Prison insiders said officers and inmates were “stunned” to see Mr Ibrahim, who at 46 is 30 years Rogerson’s junior, arrive at the Long Bay visitation area where the pair appeared friendly and animated during an hour-long meeting.
It’s understood the pair’s friendship goes back to the 1980s, when Rogerson was at the height of his powers and the teenage Ibrahim was just beginning what would become his infamous career.
Mr Ibrahim not only confirmed the visit but admitted he and Rogerson share “a mutual trust”, having engaged in a handful of business dealings during Kings Cross’s heyday.
“We had a mutual trust and we met, I think, when I was just 16,” he said.
Back in 2010, Rogerson told The Daily Telegraph: “I’ve known John since he was 14.”
He said he rang Ibrahim then to firstly sympathise and hopefully cheer up the promoter after an attempt to kill his brother Fadi and then the subsequent arrests of Fadi and six others over an alleged revenge plot.

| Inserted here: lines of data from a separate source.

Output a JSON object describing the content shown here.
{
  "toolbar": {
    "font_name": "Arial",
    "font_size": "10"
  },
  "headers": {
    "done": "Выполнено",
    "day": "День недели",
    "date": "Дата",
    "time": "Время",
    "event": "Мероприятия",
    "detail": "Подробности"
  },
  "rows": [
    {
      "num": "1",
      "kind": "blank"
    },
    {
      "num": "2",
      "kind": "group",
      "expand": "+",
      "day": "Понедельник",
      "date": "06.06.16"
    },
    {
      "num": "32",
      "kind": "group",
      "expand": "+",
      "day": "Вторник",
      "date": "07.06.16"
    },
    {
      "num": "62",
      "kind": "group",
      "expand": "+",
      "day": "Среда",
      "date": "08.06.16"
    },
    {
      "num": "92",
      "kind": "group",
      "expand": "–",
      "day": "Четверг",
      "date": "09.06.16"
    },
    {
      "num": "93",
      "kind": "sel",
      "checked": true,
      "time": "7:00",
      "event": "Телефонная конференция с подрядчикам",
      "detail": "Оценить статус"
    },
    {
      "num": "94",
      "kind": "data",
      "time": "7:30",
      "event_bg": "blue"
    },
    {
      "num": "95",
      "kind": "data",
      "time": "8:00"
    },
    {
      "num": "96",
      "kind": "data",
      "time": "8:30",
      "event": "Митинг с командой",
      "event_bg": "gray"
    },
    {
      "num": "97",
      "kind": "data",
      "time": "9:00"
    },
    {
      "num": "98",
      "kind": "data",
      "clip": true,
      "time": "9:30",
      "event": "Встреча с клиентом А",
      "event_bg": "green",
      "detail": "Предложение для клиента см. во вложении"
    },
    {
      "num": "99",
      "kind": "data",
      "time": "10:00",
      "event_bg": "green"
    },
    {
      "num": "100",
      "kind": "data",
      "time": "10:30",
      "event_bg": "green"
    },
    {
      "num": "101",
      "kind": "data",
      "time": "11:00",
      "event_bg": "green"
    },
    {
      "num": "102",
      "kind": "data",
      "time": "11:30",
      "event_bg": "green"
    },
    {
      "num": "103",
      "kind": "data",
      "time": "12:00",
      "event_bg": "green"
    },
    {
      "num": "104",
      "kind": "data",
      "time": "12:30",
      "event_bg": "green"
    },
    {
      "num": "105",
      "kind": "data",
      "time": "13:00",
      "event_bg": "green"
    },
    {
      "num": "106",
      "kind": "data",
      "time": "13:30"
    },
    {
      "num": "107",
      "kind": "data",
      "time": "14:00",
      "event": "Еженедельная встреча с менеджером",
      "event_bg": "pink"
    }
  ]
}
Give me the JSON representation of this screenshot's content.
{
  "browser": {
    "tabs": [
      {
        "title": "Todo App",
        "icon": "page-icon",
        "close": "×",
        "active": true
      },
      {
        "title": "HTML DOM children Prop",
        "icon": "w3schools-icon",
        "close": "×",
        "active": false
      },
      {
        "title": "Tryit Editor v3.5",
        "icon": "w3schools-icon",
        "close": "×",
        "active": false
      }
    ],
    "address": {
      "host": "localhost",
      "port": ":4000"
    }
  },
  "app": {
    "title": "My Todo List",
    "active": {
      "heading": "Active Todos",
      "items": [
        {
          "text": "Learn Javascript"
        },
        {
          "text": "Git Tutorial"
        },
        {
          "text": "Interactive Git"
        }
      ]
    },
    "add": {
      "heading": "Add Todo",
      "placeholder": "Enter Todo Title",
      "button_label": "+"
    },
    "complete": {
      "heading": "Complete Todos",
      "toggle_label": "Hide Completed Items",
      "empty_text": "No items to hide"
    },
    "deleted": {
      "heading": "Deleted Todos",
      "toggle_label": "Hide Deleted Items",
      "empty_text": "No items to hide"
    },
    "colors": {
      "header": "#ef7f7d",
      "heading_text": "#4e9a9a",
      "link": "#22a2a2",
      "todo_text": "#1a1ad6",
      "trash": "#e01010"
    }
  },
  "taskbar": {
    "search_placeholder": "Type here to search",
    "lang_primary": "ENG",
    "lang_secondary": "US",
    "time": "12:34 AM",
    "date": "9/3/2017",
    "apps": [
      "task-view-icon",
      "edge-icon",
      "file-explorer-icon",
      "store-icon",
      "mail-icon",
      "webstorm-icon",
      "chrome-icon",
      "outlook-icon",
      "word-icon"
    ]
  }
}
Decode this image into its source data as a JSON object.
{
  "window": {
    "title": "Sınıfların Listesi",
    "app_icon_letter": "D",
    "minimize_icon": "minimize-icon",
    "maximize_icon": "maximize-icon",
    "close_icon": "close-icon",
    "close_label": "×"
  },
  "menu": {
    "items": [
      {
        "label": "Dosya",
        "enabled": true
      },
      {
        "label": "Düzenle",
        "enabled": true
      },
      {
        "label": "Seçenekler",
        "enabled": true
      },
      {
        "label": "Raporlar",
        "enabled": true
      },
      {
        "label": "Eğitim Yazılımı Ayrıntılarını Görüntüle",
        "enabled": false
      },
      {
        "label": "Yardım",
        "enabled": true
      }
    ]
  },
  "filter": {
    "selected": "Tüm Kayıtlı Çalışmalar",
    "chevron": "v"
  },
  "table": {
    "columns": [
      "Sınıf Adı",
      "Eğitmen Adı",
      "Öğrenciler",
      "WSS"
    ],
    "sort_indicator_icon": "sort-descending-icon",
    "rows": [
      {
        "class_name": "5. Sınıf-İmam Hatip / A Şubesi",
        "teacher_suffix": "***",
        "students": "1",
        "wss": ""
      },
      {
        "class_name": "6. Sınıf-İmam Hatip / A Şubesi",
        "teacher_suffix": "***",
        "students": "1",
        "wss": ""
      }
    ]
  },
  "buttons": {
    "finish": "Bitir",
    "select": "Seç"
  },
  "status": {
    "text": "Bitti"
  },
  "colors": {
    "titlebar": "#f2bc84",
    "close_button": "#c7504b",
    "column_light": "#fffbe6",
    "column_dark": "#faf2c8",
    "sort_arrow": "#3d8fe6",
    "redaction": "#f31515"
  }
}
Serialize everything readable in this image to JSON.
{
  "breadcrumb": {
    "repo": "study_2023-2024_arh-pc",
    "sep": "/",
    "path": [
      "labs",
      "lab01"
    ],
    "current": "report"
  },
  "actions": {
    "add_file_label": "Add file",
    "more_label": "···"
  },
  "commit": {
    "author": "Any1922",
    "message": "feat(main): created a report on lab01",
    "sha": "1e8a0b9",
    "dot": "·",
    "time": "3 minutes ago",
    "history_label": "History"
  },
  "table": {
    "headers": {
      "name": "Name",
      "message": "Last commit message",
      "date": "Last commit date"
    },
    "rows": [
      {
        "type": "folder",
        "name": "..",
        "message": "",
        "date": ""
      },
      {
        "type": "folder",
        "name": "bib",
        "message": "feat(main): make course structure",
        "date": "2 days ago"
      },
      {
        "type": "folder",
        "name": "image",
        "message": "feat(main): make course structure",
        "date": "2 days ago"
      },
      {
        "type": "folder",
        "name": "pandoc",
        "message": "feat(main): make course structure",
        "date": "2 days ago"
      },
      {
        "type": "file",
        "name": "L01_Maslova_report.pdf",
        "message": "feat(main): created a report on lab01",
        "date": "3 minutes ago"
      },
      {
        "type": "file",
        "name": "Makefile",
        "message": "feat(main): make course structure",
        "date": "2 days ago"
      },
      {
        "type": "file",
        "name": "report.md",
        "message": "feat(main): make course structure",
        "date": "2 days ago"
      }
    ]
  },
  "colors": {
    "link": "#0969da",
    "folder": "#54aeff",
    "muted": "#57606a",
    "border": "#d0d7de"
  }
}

Such was the buzz surrounding Ibrahim’s appearance at Long Bay, it’s understood he and Rogerson were even approached by at least one prison officer for a photograph.
As with most of Mr Ibrahim’s dealings, the visit, believed to be initiated by Rogerson’s wife Anne Mellocco, also had a business agenda.
The former Golden Mile boss confirmed he hopes to persuade Rogerson to sign over the rights to his life story, with an eye to turning it into a book or television series via his burgeoning production company.
“But I want to tell the real story,” Mr Ibrahim said. “But that’s not something that we can really discuss until after his appeal.”
Should Mr Ibrahim snare the rights to the saga it would be the second major retelling of the former cop’s bizarre life.
A sequel to the famous 1995 ABC miniseries Blue Murder — titled Blue Murder: Killer Cop — will focus on Rogerson’s 2016 murder trial and is poised to air on Channel 7 this year, with Richard Roxburgh reviving his turn as the murderous cop.
Rogerson was sentenced to life in September, along with former detective Glen McNamara, for shooting drug supplier Gao.
He is serving out his sentence in Long Bay’s Kevin Waller unit, an aged care wing for elderly inmates.
Along with entertaining his fellow inmates with singalongs conducted on a recently replaced prison keyboard, Rogerson has been advising visiting police.
A prison source alleged Rogerson “helpfully” ran through a “checklist” to help police investigating the recent “sandwich press” death of convicted killer Frank Townsend, 71.
“He was saying: ‘Have you checked this, have you covered that off ’,” the source said. “He still thinks he’s a cop.”
Convicted killer John Walsh has been charged with murder and is scheduled to appear in court on February 28.